As the API economy continues to evolve, one of the foundations is that there is enough network bandwidth between two different applications such that latency and state are never in issue. In practice, given the state of most wide area networks, there is not always as robust a connection in place as most developers would prefer.

Looking to solve that issue, Equinix, a provider of data center hosting and interconnection services, has partnered with Apigee to make sure there is always a robust stateful API service available with the new Equinix Cloud Exchange. Chris Sharp, vice president of cloud innovation at Equinix, says the Equinix data center service is designed to provide hosting services in support of applications that need low-latency access to Internet services at locations that are close to Internet peering exchanges.
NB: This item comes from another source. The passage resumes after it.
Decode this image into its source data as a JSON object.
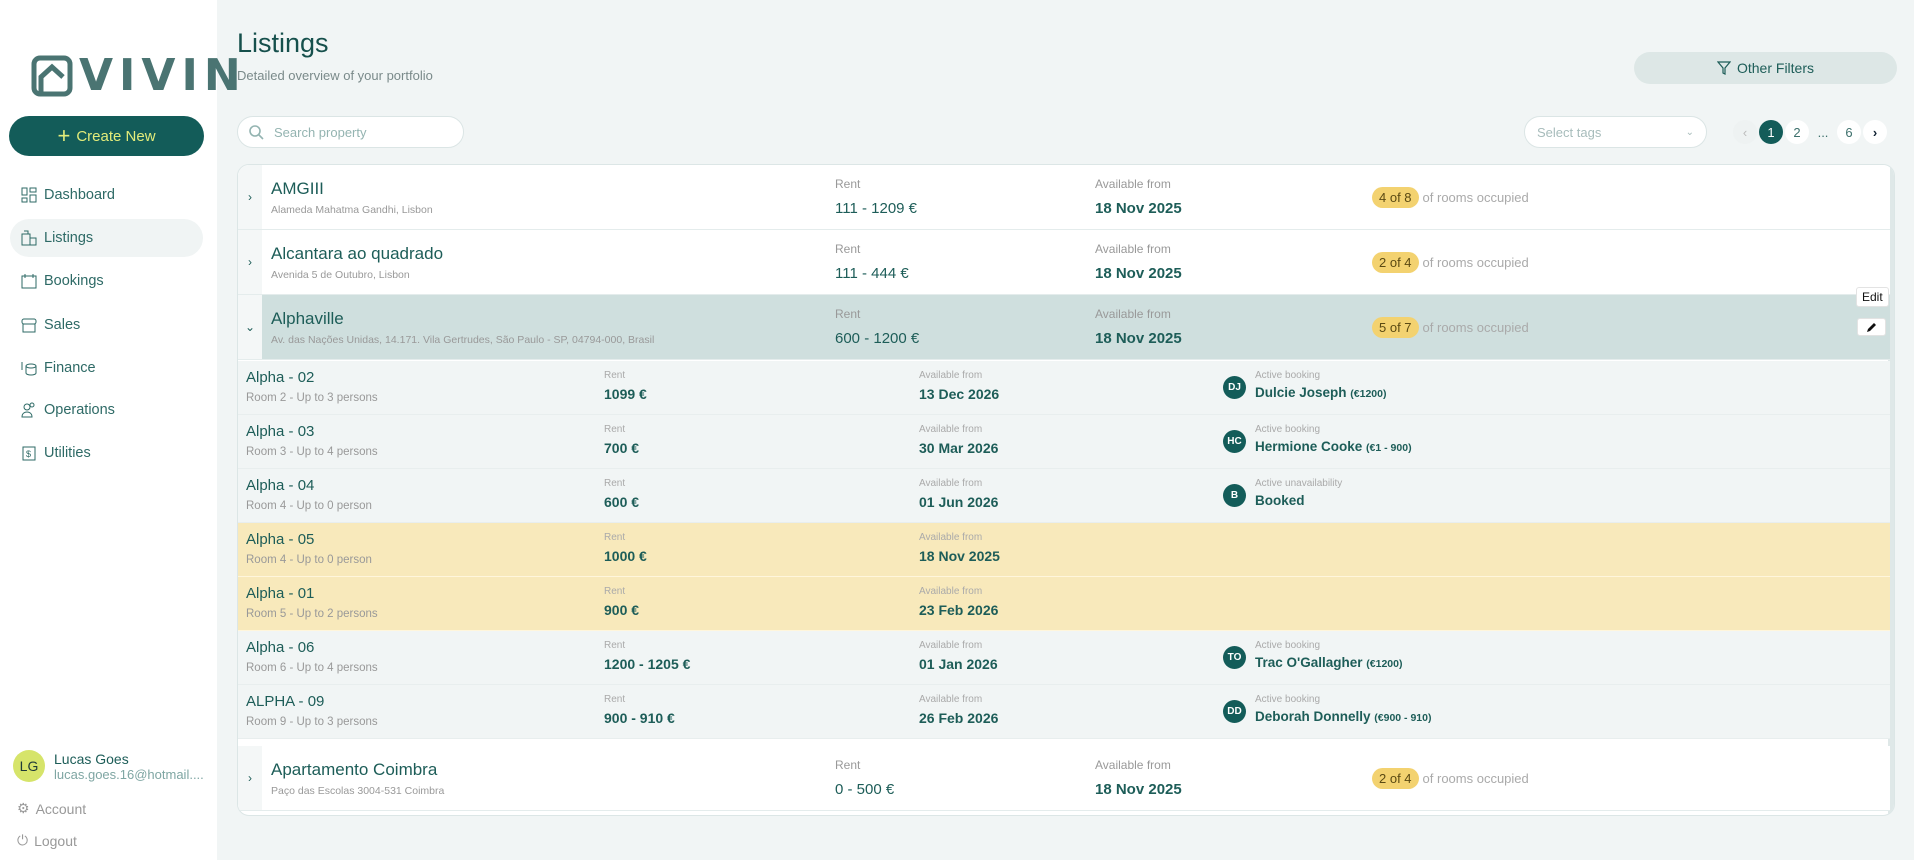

Equinix Cloud Exchange takes that capability one step further by embedding API management services directly in the service. Sharp says the goal is to entice developers to host their applications at Equinix facilities where API Integration services are continuously available in an environment that can dynamically scale to meet their application requirements.
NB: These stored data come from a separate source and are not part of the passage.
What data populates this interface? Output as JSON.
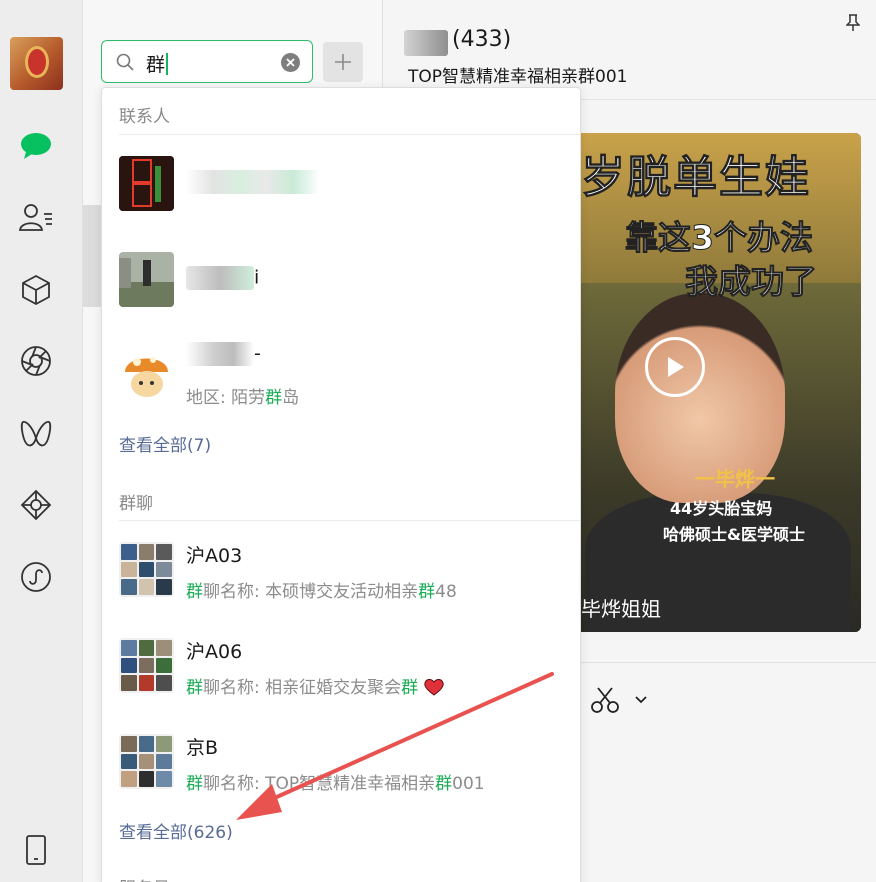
{
  "search": {
    "query": "群"
  },
  "header": {
    "member_count": "(433)",
    "group_title": "TOP智慧精准幸福相亲群001"
  },
  "video": {
    "headline_1": "岁脱单生娃",
    "headline_2": "靠这3个办法",
    "headline_3": "我成功了",
    "overlay_name": "一毕烨一",
    "overlay_line_1": "44岁头胎宝妈",
    "overlay_line_2": "哈佛硕士&医学硕士",
    "caption": "毕烨姐姐"
  },
  "dropdown": {
    "contacts_title": "联系人",
    "contacts": [
      {
        "name_suffix": "",
        "sub": ""
      },
      {
        "name_suffix": "i",
        "sub": ""
      },
      {
        "name_suffix": "-",
        "sub_prefix": "地区: 陌劳",
        "sub_hl": "群",
        "sub_suffix": "岛"
      }
    ],
    "contacts_see_all": "查看全部(7)",
    "groups_title": "群聊",
    "groups": [
      {
        "name": "沪A03",
        "sub_hl": "群",
        "sub_mid": "聊名称: 本硕博交友活动相亲",
        "sub_hl2": "群",
        "sub_end": "48"
      },
      {
        "name": "沪A06",
        "sub_hl": "群",
        "sub_mid": "聊名称: 相亲征婚交友聚会",
        "sub_hl2": "群",
        "sub_end": ""
      },
      {
        "name": "京B",
        "sub_hl": "群",
        "sub_mid": "聊名称: TOP智慧精准幸福相亲",
        "sub_hl2": "群",
        "sub_end": "001"
      }
    ],
    "groups_see_all": "查看全部(626)",
    "next_section": "服务号"
  },
  "colors": {
    "accent_green": "#1aad55",
    "link_blue": "#576b95",
    "arrow_red": "#e8524f"
  }
}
The result is not only a more consistent User Experience involving multiple applications, but also a simpler methodology for creating hybrid cloud computing environments via the Apigee API management Platform, Sharp says.
When it comes to APIs, Sharp says one of the biggest challenges developers face these days is network congestion. By providing Layer 2 networking services to application developers, Sharp says Equinix removes network congestion as an issue while laying the foundation for creating an API ecosystem.

Equinix’s Cloud Exchange Portal and APIs are intended to simplify the process of managing connections to multiple cloud services. Businesses can use the Equinix portal to access APIs that will enable them to allocate, monitor and provision virtual circuits in near real time. The provisioning of those circuits is then automated from Cloud Exchange to the service provider.
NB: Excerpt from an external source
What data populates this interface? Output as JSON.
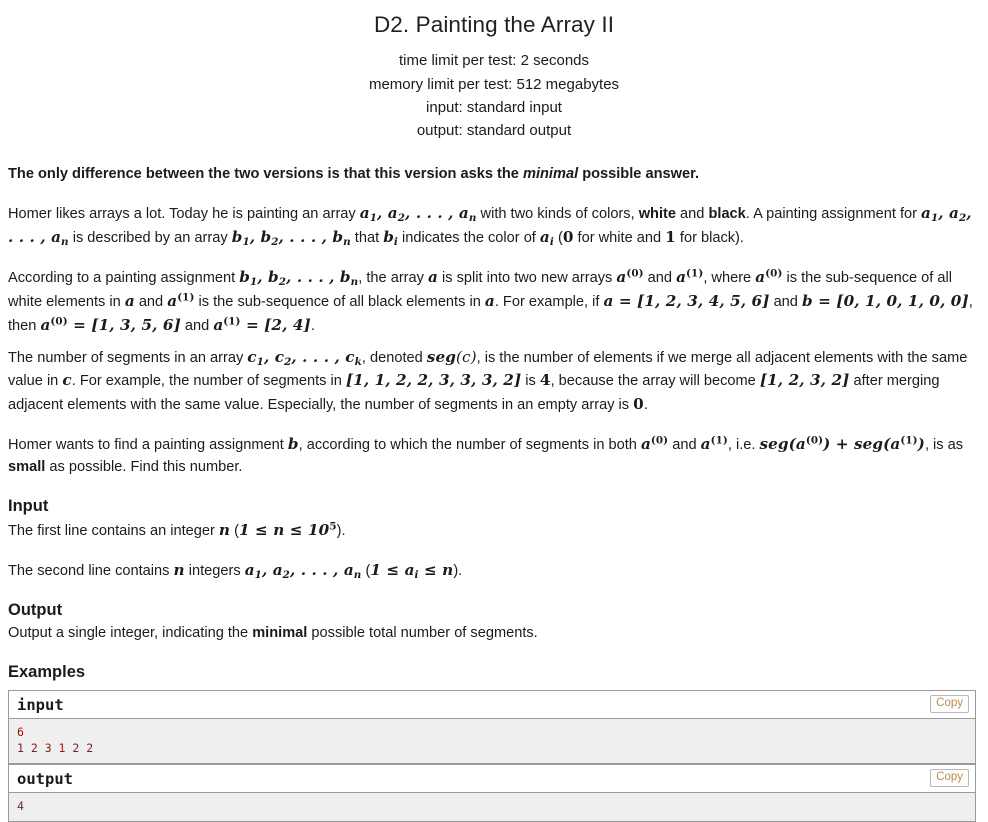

At present, developers can connect to Equinix Cloud Exchange in 13 locations — Silicon Valley; Washington D.C.; New York; Toronto; Seattle; Los Angeles; Atlanta; Dallas; Chicago; London; Amsterdam; Frankfurt; and Paris — with expansion planned to a total of 19 markets by the end of 2014.

Customers can also connect to Microsoft Azure ExpressRoute in Silicon Valley, Washington and London, with planned expansions into 13 additional markets by the end of 2014, and they can access Amazon Web Services via Equinix Cloud Exchange in Silicon Valley, Washington and London. Equinix plans to extend those integration services to other cloud service and telecommunications providers, including tw telecom, a provider of Ethernet networking services.

It’s still relatively early days when it comes to turning APIs into a telecommunications service. But it’s pretty clear that as the API economy continues to mature, that’s the direction things are heading. The  result is that in the not too distant future, making an API call is going to be a whole lot more like placing a phone call than an exercise in writing code.